If by the symmetry group of a knot you mean the group of isometries of $S^3$ leaving the knot invariant, then this can only be cyclic or dihedral, apart from the special case of torus knots which can have an $O(2)$ group of symmetries. By restricting symmetries to the knot itself one gets a homomorphism from the symmetry group of the knot to the symmetry group of a circle, which can only be cyclic or dihedral. The kernel of this restriction map must be zero by the Smith Conjecture which says that a nontrivial periodic homeomorphism of $S^3$ cannot fix a nontrivial knot pointwise. (The conjecture was proved by combining work of several people following Thurston's breakthrough work on hyperbolic structures on Haken manifolds.)

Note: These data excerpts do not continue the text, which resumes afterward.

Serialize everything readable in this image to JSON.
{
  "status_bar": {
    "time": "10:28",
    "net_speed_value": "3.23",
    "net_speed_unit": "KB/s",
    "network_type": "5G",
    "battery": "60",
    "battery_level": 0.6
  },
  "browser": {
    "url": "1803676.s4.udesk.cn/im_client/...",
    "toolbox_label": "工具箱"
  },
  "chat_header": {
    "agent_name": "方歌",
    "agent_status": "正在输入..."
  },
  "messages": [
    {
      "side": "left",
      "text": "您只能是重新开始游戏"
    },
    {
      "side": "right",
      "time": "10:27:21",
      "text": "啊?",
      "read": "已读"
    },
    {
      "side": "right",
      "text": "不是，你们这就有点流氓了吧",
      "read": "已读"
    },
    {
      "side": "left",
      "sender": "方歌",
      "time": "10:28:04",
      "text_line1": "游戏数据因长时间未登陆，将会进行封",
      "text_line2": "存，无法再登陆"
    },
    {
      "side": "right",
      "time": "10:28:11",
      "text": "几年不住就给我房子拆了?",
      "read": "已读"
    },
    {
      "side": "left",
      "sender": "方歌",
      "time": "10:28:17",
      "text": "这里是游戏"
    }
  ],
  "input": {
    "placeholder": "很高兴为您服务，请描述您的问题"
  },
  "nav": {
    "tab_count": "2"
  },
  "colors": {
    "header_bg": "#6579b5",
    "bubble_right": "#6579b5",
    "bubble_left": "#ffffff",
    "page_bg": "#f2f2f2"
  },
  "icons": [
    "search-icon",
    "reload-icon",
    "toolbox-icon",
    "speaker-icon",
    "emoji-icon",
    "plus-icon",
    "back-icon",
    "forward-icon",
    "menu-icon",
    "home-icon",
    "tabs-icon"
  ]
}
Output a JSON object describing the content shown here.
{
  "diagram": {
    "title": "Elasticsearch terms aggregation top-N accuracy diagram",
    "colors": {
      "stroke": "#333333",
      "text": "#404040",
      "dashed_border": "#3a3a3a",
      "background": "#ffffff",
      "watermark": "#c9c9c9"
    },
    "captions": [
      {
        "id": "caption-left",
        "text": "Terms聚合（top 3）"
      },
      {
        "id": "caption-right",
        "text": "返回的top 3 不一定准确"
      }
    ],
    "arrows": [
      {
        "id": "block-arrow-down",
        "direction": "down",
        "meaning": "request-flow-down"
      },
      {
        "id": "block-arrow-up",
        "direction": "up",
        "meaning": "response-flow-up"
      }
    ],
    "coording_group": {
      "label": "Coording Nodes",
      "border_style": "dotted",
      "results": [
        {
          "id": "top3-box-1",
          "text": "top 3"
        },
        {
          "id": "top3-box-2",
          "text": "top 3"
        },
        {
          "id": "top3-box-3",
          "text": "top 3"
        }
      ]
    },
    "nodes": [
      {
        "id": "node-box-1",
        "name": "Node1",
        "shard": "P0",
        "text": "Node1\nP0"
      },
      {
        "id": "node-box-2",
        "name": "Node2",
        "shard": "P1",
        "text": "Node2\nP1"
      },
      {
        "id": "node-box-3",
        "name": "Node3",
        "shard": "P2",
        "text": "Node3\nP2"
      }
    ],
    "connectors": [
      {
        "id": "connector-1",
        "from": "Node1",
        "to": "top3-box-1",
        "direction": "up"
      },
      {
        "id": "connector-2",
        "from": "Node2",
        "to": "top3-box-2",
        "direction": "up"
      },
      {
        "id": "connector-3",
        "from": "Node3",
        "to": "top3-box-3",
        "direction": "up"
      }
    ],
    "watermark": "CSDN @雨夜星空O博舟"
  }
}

There might be other less rigid definitions of the symmetry group of a knot. For example one could take the mapping class group of the pair $(S^3,K)$ for a knot $K\subset S^3$. For satellite knots this group will generally be infinite due to Dehn twists along incompressible tori in the knot complement. One could define a finite "supersymmetry" group by taking the quotient of the mapping class group in which twists along tori are factored out. This can be larger than cyclic or dihedral since there could be for example rotational symmetries of solid tori containing the knot and bounded by incompressible tori. Examples for this are easy to find, such as the Whitehead double of the figure eight knot.